Dalam buku Percakapan Antar Generasi: Pesan Perjuangan Seorang Bapak (Jakarta-Yogya: Dewan Dakwah Islamiyah Indonesia dan Laboratorium Dakwah, 1989), tokoh Islam Mohammad  Natsir menyebutkan, ada tiga tantangan dakwah yang dihadapi umat Islam Indonesia, yaitu (1) Pemurtadan, (2) Gerakan sekularisasi, dan (3) gerakan nativisasi. Natsir mengingatkan perlunya umat Islam mencermati dengan serius gerakan nativisasi yang dirancang secara terorganisasi, yang biasanya melakukan koalisi dengan kelompok lain yang juga tidak senang pada Islam, seperti gerakan misionaris Kristen atau gerakan sekularisasi.

 

Dalam sejarah, para orientalis Belanda berusaha menghambat gerak laju Islamisasi nusantara dengan membenturkan Islam dengan budaya lokal; dengan menempatkan Islam sebagai agama asing, agama impor, yang tidak sesuai dengan tradisi setempat. Islam diadu dengan adat. Mengutip pengakuan Alb C Kruyt  (tokoh Nederlands bijbelgenootschap) dan OJH Graaf van Limburg Stirum, Dr. Aqib Suminto mencatat:  "Bagaimanapun Islam harus dihadapi karena semua yang menguntungkan Islam di kepulauan ini akan merugikan kekuasaan pemerintah Hindia Belanda." (Aqib Suminto, Politik Islam Hindia Belanda (Jakarta: LP3ES, 1985) hlm 26).

   

Pakar sejarah Melayu, Prof Naquib al-Attas, dalam bukunya Islam dalam Sejarah dan Kebudayaan Melayu (Bandung: Mizan, 1990), menulis tentang masalah ini: "Kecenderungan ke arah memperkecil peranan Islam dalam sejarah kepulauan ini, sudah nyata pula, misalnya dalam tulisan-tulisan Snouck Hurgronje pada akhir abad yang lalu."

Al-Attas menolak keras teori para sarjana Barat yang menganggap kehadiran Islam di wilayah  Melayu-Indonesia ini tidak meninggalkan sesuatu yang berarti bagi peradaban di wilayah ini.
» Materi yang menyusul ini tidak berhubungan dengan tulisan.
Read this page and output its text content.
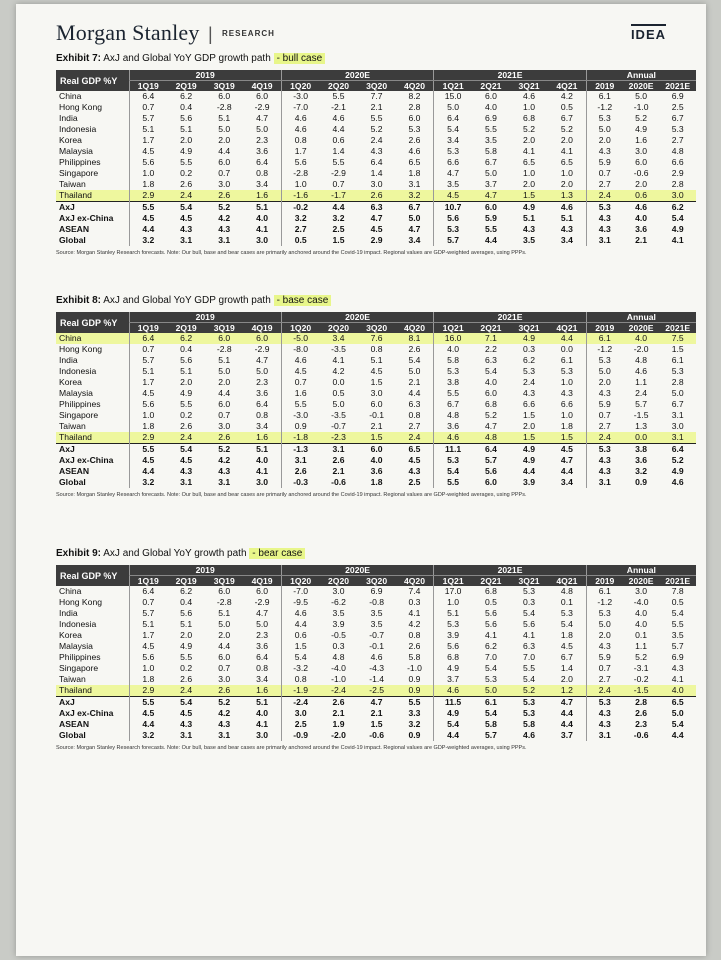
Morgan Stanley | RESEARCH	IDEA
Exhibit 7: AxJ and Global YoY GDP growth path - bull case
Real GDP %Y	2019				2020E				2021E				Annual		
	1Q19	2Q19	3Q19	4Q19	1Q20	2Q20	3Q20	4Q20	1Q21	2Q21	3Q21	4Q21	2019	2020E	2021E
China	6.4	6.2	6.0	6.0	-3.0	5.5	7.7	8.2	15.0	6.0	4.6	4.2	6.1	5.0	6.9
Hong Kong	0.7	0.4	-2.8	-2.9	-7.0	-2.1	2.1	2.8	5.0	4.0	1.0	0.5	-1.2	-1.0	2.5
India	5.7	5.6	5.1	4.7	4.6	4.6	5.5	6.0	6.4	6.9	6.8	6.7	5.3	5.2	6.7
Indonesia	5.1	5.1	5.0	5.0	4.6	4.4	5.2	5.3	5.4	5.5	5.2	5.2	5.0	4.9	5.3
Korea	1.7	2.0	2.0	2.3	0.8	0.6	2.4	2.6	3.4	3.5	2.0	2.0	2.0	1.6	2.7
Malaysia	4.5	4.9	4.4	3.6	1.7	1.4	4.3	4.6	5.3	5.8	4.1	4.1	4.3	3.0	4.8
Philippines	5.6	5.5	6.0	6.4	5.6	5.5	6.4	6.5	6.6	6.7	6.5	6.5	5.9	6.0	6.6
Singapore	1.0	0.2	0.7	0.8	-2.8	-2.9	1.4	1.8	4.7	5.0	1.0	1.0	0.7	-0.6	2.9
Taiwan	1.8	2.6	3.0	3.4	1.0	0.7	3.0	3.1	3.5	3.7	2.0	2.0	2.7	2.0	2.8
Thailand	2.9	2.4	2.6	1.6	-1.6	-1.7	2.6	3.2	4.5	4.7	1.5	1.3	2.4	0.6	3.0
AxJ	5.5	5.4	5.2	5.1	-0.2	4.4	6.3	6.7	10.7	6.0	4.9	4.6	5.3	4.6	6.2
AxJ ex-China	4.5	4.5	4.2	4.0	3.2	3.2	4.7	5.0	5.6	5.9	5.1	5.1	4.3	4.0	5.4
ASEAN	4.4	4.3	4.3	4.1	2.7	2.5	4.5	4.7	5.3	5.5	4.3	4.3	4.3	3.6	4.9
Global	3.2	3.1	3.1	3.0	0.5	1.5	2.9	3.4	5.7	4.4	3.5	3.4	3.1	2.1	4.1
Source: Morgan Stanley Research forecasts. Note: Our bull, base and bear cases are primarily anchored around the Covid-19 impact. Regional values are GDP-weighted averages, using PPPs.
Exhibit 8: AxJ and Global YoY GDP growth path - base case
Real GDP %Y	2019				2020E				2021E				Annual		
	1Q19	2Q19	3Q19	4Q19	1Q20	2Q20	3Q20	4Q20	1Q21	2Q21	3Q21	4Q21	2019	2020E	2021E
China	6.4	6.2	6.0	6.0	-5.0	3.4	7.6	8.1	16.0	7.1	4.9	4.4	6.1	4.0	7.5
Hong Kong	0.7	0.4	-2.8	-2.9	-8.0	-3.5	0.8	2.6	4.0	2.2	0.3	0.0	-1.2	-2.0	1.5
India	5.7	5.6	5.1	4.7	4.6	4.1	5.1	5.4	5.8	6.3	6.2	6.1	5.3	4.8	6.1
Indonesia	5.1	5.1	5.0	5.0	4.5	4.2	4.5	5.0	5.3	5.4	5.3	5.3	5.0	4.6	5.3
Korea	1.7	2.0	2.0	2.3	0.7	0.0	1.5	2.1	3.8	4.0	2.4	1.0	2.0	1.1	2.8
Malaysia	4.5	4.9	4.4	3.6	1.6	0.5	3.0	4.4	5.5	6.0	4.3	4.3	4.3	2.4	5.0
Philippines	5.6	5.5	6.0	6.4	5.5	5.0	6.0	6.3	6.7	6.8	6.6	6.6	5.9	5.7	6.7
Singapore	1.0	0.2	0.7	0.8	-3.0	-3.5	-0.1	0.8	4.8	5.2	1.5	1.0	0.7	-1.5	3.1
Taiwan	1.8	2.6	3.0	3.4	0.9	-0.7	2.1	2.7	3.6	4.7	2.0	1.8	2.7	1.3	3.0
Thailand	2.9	2.4	2.6	1.6	-1.8	-2.3	1.5	2.4	4.6	4.8	1.5	1.5	2.4	0.0	3.1
AxJ	5.5	5.4	5.2	5.1	-1.3	3.1	6.0	6.5	11.1	6.4	4.9	4.5	5.3	3.8	6.4
AxJ ex-China	4.5	4.5	4.2	4.0	3.1	2.6	4.0	4.5	5.3	5.7	4.9	4.7	4.3	3.6	5.2
ASEAN	4.4	4.3	4.3	4.1	2.6	2.1	3.6	4.3	5.4	5.6	4.4	4.4	4.3	3.2	4.9
Global	3.2	3.1	3.1	3.0	-0.3	-0.6	1.8	2.5	5.5	6.0	3.9	3.4	3.1	0.9	4.6
Source: Morgan Stanley Research forecasts. Note: Our bull, base and bear cases are primarily anchored around the Covid-19 impact. Regional values are GDP-weighted averages, using PPPs.
Exhibit 9: AxJ and Global YoY growth path - bear case
Real GDP %Y	2019				2020E				2021E				Annual		
	1Q19	2Q19	3Q19	4Q19	1Q20	2Q20	3Q20	4Q20	1Q21	2Q21	3Q21	4Q21	2019	2020E	2021E
China	6.4	6.2	6.0	6.0	-7.0	3.0	6.9	7.4	17.0	6.8	5.3	4.8	6.1	3.0	7.8
Hong Kong	0.7	0.4	-2.8	-2.9	-9.5	-6.2	-0.8	0.3	1.0	0.5	0.3	0.1	-1.2	-4.0	0.5
India	5.7	5.6	5.1	4.7	4.6	3.5	3.5	4.1	5.1	5.6	5.4	5.3	5.3	4.0	5.4
Indonesia	5.1	5.1	5.0	5.0	4.4	3.9	3.5	4.2	5.3	5.6	5.6	5.4	5.0	4.0	5.5
Korea	1.7	2.0	2.0	2.3	0.6	-0.5	-0.7	0.8	3.9	4.1	4.1	1.8	2.0	0.1	3.5
Malaysia	4.5	4.9	4.4	3.6	1.5	0.3	-0.1	2.6	5.6	6.2	6.3	4.5	4.3	1.1	5.7
Philippines	5.6	5.5	6.0	6.4	5.4	4.8	4.6	5.8	6.8	7.0	7.0	6.7	5.9	5.2	6.9
Singapore	1.0	0.2	0.7	0.8	-3.2	-4.0	-4.3	-1.0	4.9	5.4	5.5	1.4	0.7	-3.1	4.3
Taiwan	1.8	2.6	3.0	3.4	0.8	-1.0	-1.4	0.9	3.7	5.3	5.4	2.0	2.7	-0.2	4.1
Thailand	2.9	2.4	2.6	1.6	-1.9	-2.4	-2.5	0.9	4.6	5.0	5.2	1.2	2.4	-1.5	4.0
AxJ	5.5	5.4	5.2	5.1	-2.4	2.6	4.7	5.5	11.5	6.1	5.3	4.7	5.3	2.8	6.5
AxJ ex-China	4.5	4.5	4.2	4.0	3.0	2.1	2.1	3.3	4.9	5.4	5.3	4.4	4.3	2.6	5.0
ASEAN	4.4	4.3	4.3	4.1	2.5	1.9	1.5	3.2	5.4	5.8	5.8	4.4	4.3	2.3	5.4
Global	3.2	3.1	3.1	3.0	-0.9	-2.0	-0.6	0.9	4.4	5.7	4.6	3.7	3.1	-0.6	4.4
Source: Morgan Stanley Research forecasts. Note: Our bull, base and bear cases are primarily anchored around the Covid-19 impact. Regional values are GDP-weighted averages, using PPPs.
Ia  menulis: "Banyak sarjana yang telah memperkatakan bahwa Islam itu tidak meresap ke dalam struktur masyarakat Melayu-Indonesia; hanya sedikit jejaknya di atas jasad Melayu, laksana pelitur di atas kayu, yang andaikan dikorek sedikit akan terkupas menonjolkan kehinduannya, kebuddhaannya, dan animismenya. Namun, menurut saya, paham demikian itu tidak benar dan hanya berdasarkan wawasan sempit yang kurang dalam lagi hanya merupakan angan-angan belaka." 

Semangat 'anti-Islam'

Tantangan nativisasi tampak sangat marak akhir-akhir ini di Indonesia. Tak jarang, berlindung di  balik perlindungan "kearifan lokal" (local wisdom), berbagai aksi budaya lokal yang bertentangan  dengan ajaran Islam sengaja dibangkitkan kembali. Bahkan, salam-salam lokal disebarluaskan dan dibudayakan. Seolah-olah, dengan ucapan "Assalaamu'alaikum warahmatullahi wa-barakaatuh" saja, tak memadai untuk menjadi manusia Indonesia yang baik.

Dalam sejarah kebudayaan Indonesia, usaha-usaha menativkan Islam untuk disesuaikan dengan konteks  budaya lokal telah lama terjadi. Inilah yang kemudian disebut nativisasi kebudayaan oleh begawan pergerakan dan perdana menteri pertama Republik Indonesia, Mohammad Natsir. Bagi M Natsir, kaum nativis berusaha menghidup-hidupkan kebudayaan lama yang telah terkubur dan mati dalam masyarakat memiliki dua kecenderungan; yang alamiah dan yang terorganisasi. Kaum nativis yang terorganisasi ini  tentunya lebih serius karena kecenderungan kelompok ini melakukan nativisasi untuk tujuan hukum dan politik dengan jalur kerja yang sama pula. Selain itu, bagi kaum nativis, kebudayaan sebuah bangsa perlu dikembalikan pada unsur aslinya. Inilah yang kemudian membuat kaum nativis perlu untuk  'mempribumikan' segala unsur yang dianggap asing.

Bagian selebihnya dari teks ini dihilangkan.